The significant casualties of the year were the crypto markets, which rely heavily on a low-interest environment to thrive. The action by the FED made the environment less suitable for crypto commodities to thrive. Other high-growth stocks not in the digital asset domain, like Cloudflare, have also seen a turbulent year—losing by as much as 80 percent.
Bitcoin and Ethereum, which control the bulk of the crypto industry, have all dropped by about 75 percent since November 2021 when they reached a milestone.

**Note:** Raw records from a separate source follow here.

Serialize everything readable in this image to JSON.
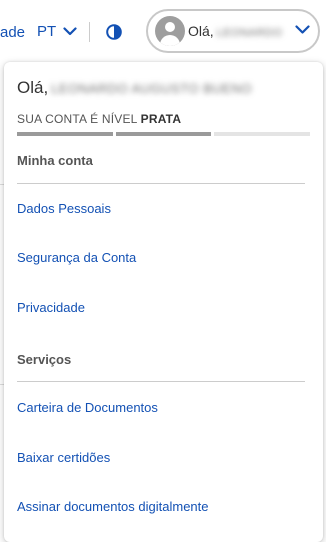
{
  "header": {
    "partial_link": "ade",
    "language": "PT",
    "contrast_icon": "contrast-icon",
    "user_greeting": "Olá,",
    "user_name": "LEONARDO"
  },
  "dropdown": {
    "greeting": "Olá,",
    "full_name": "LEONARDO AUGUSTO BUENO",
    "level_prefix": "SUA CONTA É NÍVEL ",
    "level_value": "PRATA",
    "level_progress": "2 of 3 segments filled",
    "sections": [
      {
        "title": "Minha conta",
        "items": [
          "Dados Pessoais",
          "Segurança da Conta",
          "Privacidade"
        ]
      },
      {
        "title": "Serviços",
        "items": [
          "Carteira de Documentos",
          "Baixar certidões",
          "Assinar documentos digitalmente"
        ]
      }
    ]
  },
  "colors": {
    "link": "#1351b4",
    "text": "#333333",
    "muted": "#555555",
    "progress_on": "#9a9a9a",
    "progress_off": "#e4e4e4"
  }
}
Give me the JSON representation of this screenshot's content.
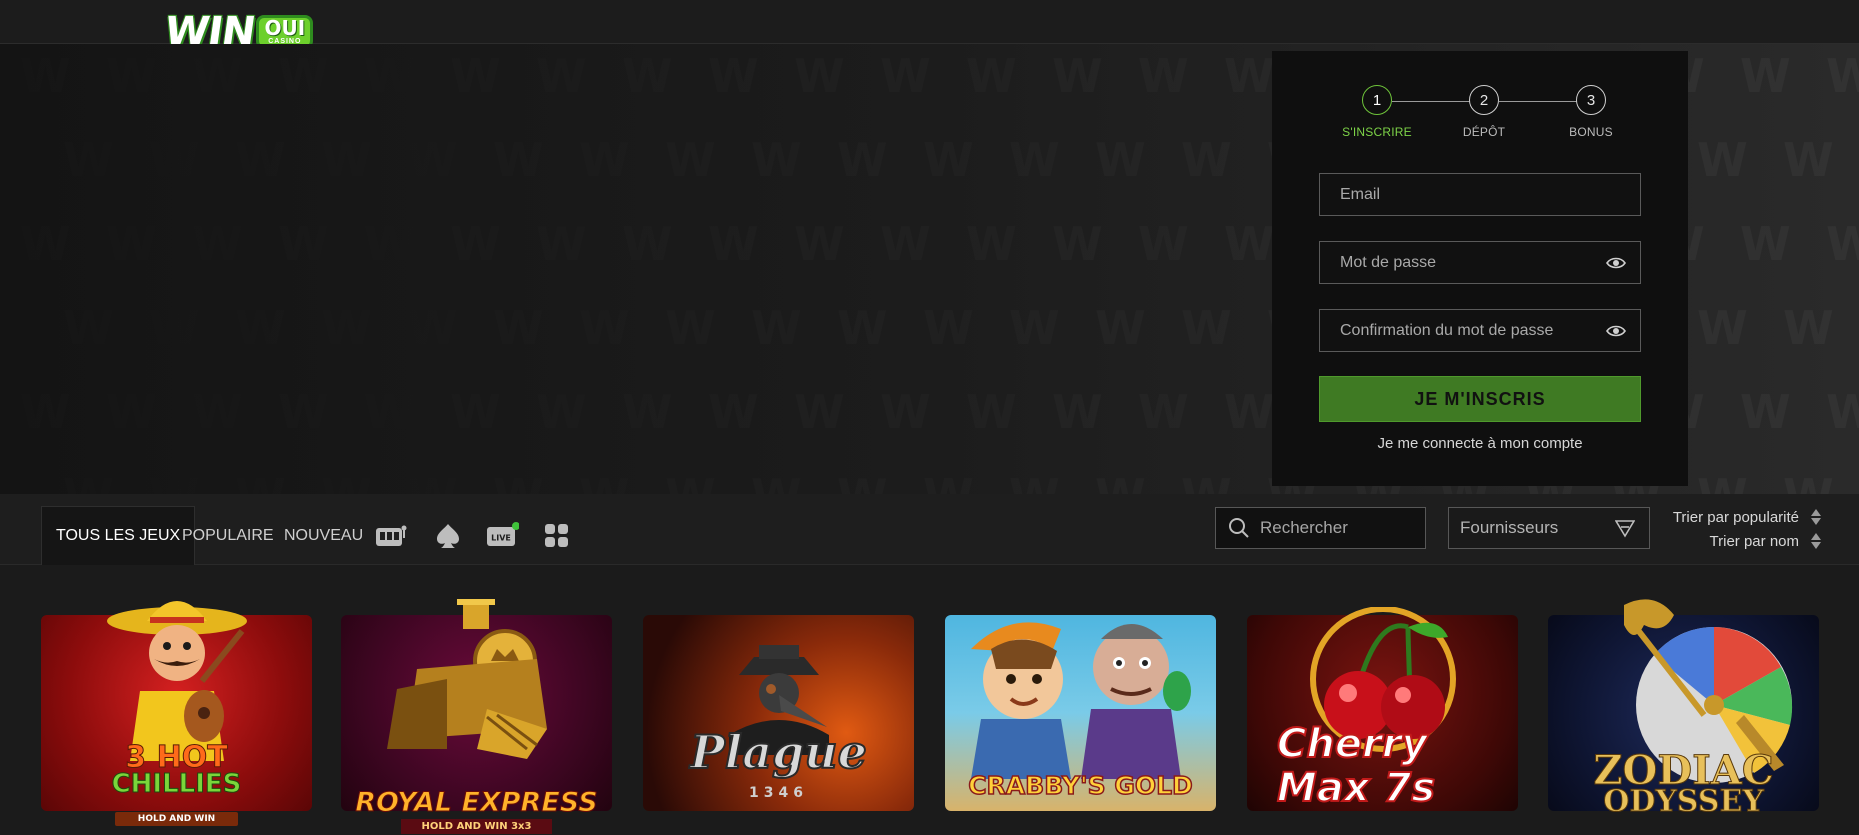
{
  "header": {
    "logo_word": "WIN",
    "logo_badge": "OUI",
    "logo_sub": "CASINO"
  },
  "signup": {
    "steps": [
      {
        "num": "1",
        "label": "S'INSCRIRE",
        "active": true
      },
      {
        "num": "2",
        "label": "DÉPÔT",
        "active": false
      },
      {
        "num": "3",
        "label": "BONUS",
        "active": false
      }
    ],
    "email_placeholder": "Email",
    "password_placeholder": "Mot de passe",
    "confirm_placeholder": "Confirmation du mot de passe",
    "submit_label": "JE M'INSCRIS",
    "login_link": "Je me connecte à mon compte"
  },
  "gamenav": {
    "tabs": [
      "TOUS LES JEUX",
      "POPULAIRE",
      "NOUVEAU"
    ],
    "icons": [
      "slot-machine-icon",
      "spade-icon",
      "live-icon",
      "grid-icon"
    ],
    "live_badge": "LIVE",
    "search_placeholder": "Rechercher",
    "providers_label": "Fournisseurs",
    "sort_popularity": "Trier par popularité",
    "sort_name": "Trier par nom"
  },
  "games": [
    {
      "line1": "3 HOT",
      "line2": "CHILLIES",
      "sub": "HOLD AND WIN"
    },
    {
      "line1": "ROYAL EXPRESS",
      "line2": "",
      "sub": "HOLD AND WIN 3x3"
    },
    {
      "line1": "Plague",
      "line2": "",
      "sub": "1346"
    },
    {
      "line1": "CRABBY'S GOLD",
      "line2": "",
      "sub": ""
    },
    {
      "line1": "Cherry",
      "line2": "Max 7s",
      "sub": ""
    },
    {
      "line1": "ZODIAC",
      "line2": "ODYSSEY",
      "sub": ""
    }
  ],
  "colors": {
    "accent_green": "#6ec43a",
    "cta_green": "#3f7a23",
    "panel_bg": "#0f0f0f"
  }
}
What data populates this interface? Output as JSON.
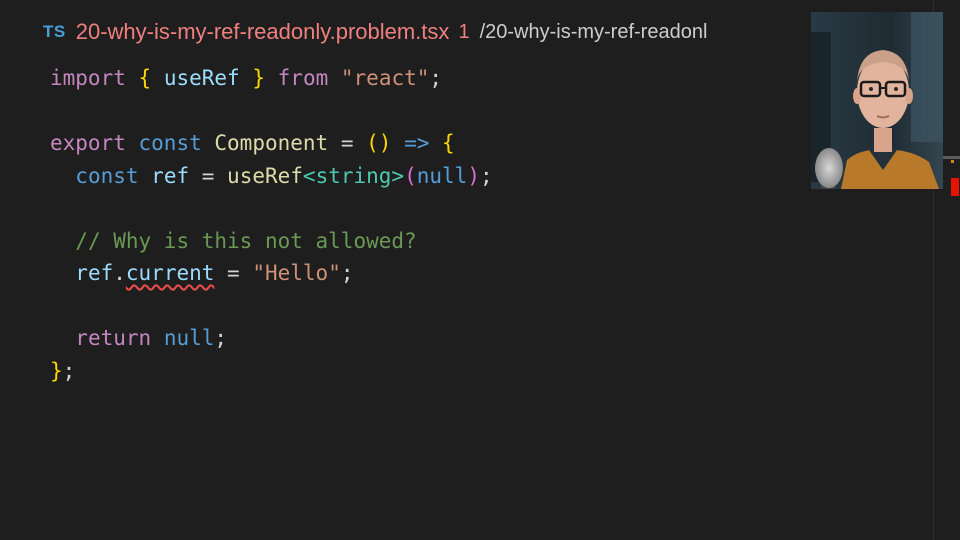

Effect of Rates Rising More
It is too early to predict whether central banks will continue to push the interest rates higher in the New Year. Noteworthy, many investors have already factored in the impact of new rates on their investments and have already made many adjustments to cover the next six months. As of now, the bulk of interest rate rises has already happened, meaning minimal impact on the rates planned for next year.
Ultimately, inflation has pushed more money out of the financial markets and pushed it elsewhere, meaning those wishing to take new positions in the market are already fewer. The volatility period will continue to follow the period of high interest. However, no one knows to what extent the market will continue to expect little interest from investors.
Noteworthy, as with the markets in the past. Periods of little investments or high volatility have often accompanied other periods of extended bullish runs. At some point, readjustments will happen, especially when the FED finally achieves its goal of lower inflation at some point in 2023.
Fears of Recession
With many market segments faltering, the fear of a recession has become more significant than at any other point. A likely inflation would bog down the market even further. However, the ultimate result is that the markets will rise again at some point.
Rising interest rates have a significant influence on the direction of the stock market. The stock market underperforms in an environment of high-interest rates. Commodities like crypto also are not spared when rates move too high. Ultimately, readjustments will caution the markets when the FED reserve finally achieves its goals.